Pandangan ini menempatkan bahasa dibawah payung kebudayaan. Bahasa bukan
merupakan fenomena yang khas, melainkan fenomena budaya yang tidak berbeda
dengan unsur-unsur budaya lainnya. Seperti sistem kekerabatan, kesenian,
dan sebagainya dan memiliki posisi yang khusus.
- Bahasa merupakan
kondisi bagi kebudayaan. Hal ini memiliki arti dua hal, yakni dalam arti
diakronis dan material. Diakronis memiliki arti bahasa mendahului
kebudayaan karena melalui bahasa, manusia mengetahui budaya masyarakatnya.
Bahasa merupakan kondisi kebudayaan karena meterial yang digunakan untuk
membangun bahasa pada dasarnya adalah material yang sama jenisnya dengan
material yang membentuk kebudayaan itu sendiri. Bahasa dapat dikatakan
sebagai pelatak pondasi bagi terbentuknya berbagai macam struktur yang
lebih kompleks, rumit, yang sesuai (koresponden), atau sejajar dengan
aspek-aspek dan unsur-unsur kebudayaan yang lain.

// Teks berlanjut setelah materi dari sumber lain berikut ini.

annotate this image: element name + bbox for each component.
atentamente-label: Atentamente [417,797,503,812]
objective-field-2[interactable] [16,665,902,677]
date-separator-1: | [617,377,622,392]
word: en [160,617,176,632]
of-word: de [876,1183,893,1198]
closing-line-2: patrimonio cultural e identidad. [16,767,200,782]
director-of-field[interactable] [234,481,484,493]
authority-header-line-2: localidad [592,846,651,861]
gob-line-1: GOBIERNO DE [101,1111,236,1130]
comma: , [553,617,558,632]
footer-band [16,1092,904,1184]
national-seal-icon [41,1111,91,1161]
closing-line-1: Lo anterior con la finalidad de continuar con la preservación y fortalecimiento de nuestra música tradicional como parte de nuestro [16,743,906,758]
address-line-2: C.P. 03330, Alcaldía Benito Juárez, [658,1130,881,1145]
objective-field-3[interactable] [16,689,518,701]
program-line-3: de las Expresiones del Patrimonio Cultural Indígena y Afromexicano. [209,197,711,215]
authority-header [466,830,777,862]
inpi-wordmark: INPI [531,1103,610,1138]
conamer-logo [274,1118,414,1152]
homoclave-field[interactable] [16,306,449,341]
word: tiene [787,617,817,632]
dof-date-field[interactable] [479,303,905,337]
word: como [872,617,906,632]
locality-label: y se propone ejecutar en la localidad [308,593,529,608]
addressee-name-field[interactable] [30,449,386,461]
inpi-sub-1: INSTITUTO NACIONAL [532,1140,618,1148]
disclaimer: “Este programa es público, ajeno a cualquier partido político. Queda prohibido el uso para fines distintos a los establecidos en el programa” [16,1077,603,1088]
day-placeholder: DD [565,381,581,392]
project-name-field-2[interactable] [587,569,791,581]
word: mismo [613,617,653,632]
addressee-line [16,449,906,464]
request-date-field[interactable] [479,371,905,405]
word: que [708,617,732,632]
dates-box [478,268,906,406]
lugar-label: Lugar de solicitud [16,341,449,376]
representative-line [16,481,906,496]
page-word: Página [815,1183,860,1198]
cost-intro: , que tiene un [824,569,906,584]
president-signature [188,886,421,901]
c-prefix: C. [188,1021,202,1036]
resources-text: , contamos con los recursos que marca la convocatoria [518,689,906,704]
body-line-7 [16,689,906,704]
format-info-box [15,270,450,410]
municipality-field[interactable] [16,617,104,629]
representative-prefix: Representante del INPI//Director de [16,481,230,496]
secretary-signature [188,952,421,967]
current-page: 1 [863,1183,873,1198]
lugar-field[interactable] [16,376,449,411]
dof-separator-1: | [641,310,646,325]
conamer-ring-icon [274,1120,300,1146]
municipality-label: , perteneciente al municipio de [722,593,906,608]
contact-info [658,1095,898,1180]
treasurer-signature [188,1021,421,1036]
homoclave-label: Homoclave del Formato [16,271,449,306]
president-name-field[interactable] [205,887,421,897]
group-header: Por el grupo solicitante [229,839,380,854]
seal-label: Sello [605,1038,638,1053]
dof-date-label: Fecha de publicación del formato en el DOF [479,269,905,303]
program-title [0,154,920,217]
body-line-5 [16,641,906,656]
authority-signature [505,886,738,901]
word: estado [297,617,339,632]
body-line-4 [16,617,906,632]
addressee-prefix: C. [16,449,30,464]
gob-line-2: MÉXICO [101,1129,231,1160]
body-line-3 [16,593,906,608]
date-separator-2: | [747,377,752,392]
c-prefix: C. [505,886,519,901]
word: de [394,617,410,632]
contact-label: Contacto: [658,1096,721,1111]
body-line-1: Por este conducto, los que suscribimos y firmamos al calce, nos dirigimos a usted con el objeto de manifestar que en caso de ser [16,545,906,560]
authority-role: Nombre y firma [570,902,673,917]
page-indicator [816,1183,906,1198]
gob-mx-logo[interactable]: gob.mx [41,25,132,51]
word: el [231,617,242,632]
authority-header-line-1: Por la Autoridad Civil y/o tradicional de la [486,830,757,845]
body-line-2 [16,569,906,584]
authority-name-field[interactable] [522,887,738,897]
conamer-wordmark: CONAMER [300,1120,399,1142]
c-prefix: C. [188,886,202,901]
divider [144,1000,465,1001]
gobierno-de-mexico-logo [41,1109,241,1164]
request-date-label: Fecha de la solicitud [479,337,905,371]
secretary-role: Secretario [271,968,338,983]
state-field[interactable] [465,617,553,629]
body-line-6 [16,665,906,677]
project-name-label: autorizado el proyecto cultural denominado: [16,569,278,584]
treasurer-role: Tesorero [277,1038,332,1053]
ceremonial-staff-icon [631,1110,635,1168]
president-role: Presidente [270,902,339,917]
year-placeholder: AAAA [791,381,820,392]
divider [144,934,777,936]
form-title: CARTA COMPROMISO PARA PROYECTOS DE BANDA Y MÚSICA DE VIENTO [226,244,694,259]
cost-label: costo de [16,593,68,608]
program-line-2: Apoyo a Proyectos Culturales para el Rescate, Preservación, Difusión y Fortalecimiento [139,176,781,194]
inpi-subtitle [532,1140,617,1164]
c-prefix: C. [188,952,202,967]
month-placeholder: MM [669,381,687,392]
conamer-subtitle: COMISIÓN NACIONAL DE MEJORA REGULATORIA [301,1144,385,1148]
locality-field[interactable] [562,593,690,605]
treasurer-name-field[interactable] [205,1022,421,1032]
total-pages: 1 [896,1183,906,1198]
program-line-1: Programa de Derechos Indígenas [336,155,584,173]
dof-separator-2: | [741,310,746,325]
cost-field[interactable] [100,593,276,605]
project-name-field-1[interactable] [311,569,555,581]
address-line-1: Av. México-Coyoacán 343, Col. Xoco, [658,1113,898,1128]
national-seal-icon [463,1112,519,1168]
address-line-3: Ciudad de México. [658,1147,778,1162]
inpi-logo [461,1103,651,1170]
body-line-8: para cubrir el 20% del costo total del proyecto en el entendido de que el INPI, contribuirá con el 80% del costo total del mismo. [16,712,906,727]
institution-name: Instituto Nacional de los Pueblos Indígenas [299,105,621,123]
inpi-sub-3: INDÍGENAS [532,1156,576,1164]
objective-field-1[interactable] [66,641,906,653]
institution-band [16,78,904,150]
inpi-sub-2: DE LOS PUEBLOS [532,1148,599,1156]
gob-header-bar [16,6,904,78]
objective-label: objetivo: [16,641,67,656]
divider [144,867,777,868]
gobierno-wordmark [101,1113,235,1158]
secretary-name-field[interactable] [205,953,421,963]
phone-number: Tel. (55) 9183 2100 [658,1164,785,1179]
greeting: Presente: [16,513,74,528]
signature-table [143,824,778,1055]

Dari ketiga pandangan tersebut,
Levi-Strauss memilih pandangan yang ketiga. Sebagian antropolog, menurutnya
masih terjebak dengan pertanyaan “apakah bahasa mempengaruhi kebudayaan,
ataukah kebudayaan yan mempengaruhi bahasa?” pertanyaan tersebut dianggap oleh
Levi-Strauss menyesatkan. Prespektif yang tepat menurutnya adalah memandang
bahasa dan kebudayaan sebagai hasil dari aneka aktivitas yang pada dasarnya
mirip/sama.
Hubungan antara bahasa dan
kebudayaan, pada dasarnya adalah kesejarahan-kesejarahan atau kolerasi-kolerasi
yang mungkin dapat ditemukan diantara keduanya. Seorang ahli bahasa dapat
bekerja sama dengan antropolog untuk membandingkan ekspresi dan konsep mengenai
waktu dan tataran bahasa dan pada tataran sistem kekerabatan atau relasi antar
individu. Marcel Mauss mengatakan
ilmu-ilmu sosial akan lebih maju, jika para ilmuwan sosial bersedia mengikuti
jejak ahli linguistik. Bagi Levi-Strauss peranan linguistik struktural dalam
membongkar cara pandang para ahli linguistik sendiri (dan ilmuwan sosial pada
umumnya) mirip dengan peranan yang telah dilakukan oleh fisika nuklir dalam
ilmu-ilmu fisika.
Strukturalisme Levi-Strauss
menganggap teks seperti mitos sejajar atau mirip dengan kalimat berdasarkan
atas dua hal. Pertama, teks adalah suatu kesatuan yang bermakna (meaningful
whole) yang dapat dianggap mewujudkan, mengekspresikan, keadaan pemikiran
seorang pengarang. Seperti kalimat yang memperlihatkan pemikiran pembicara.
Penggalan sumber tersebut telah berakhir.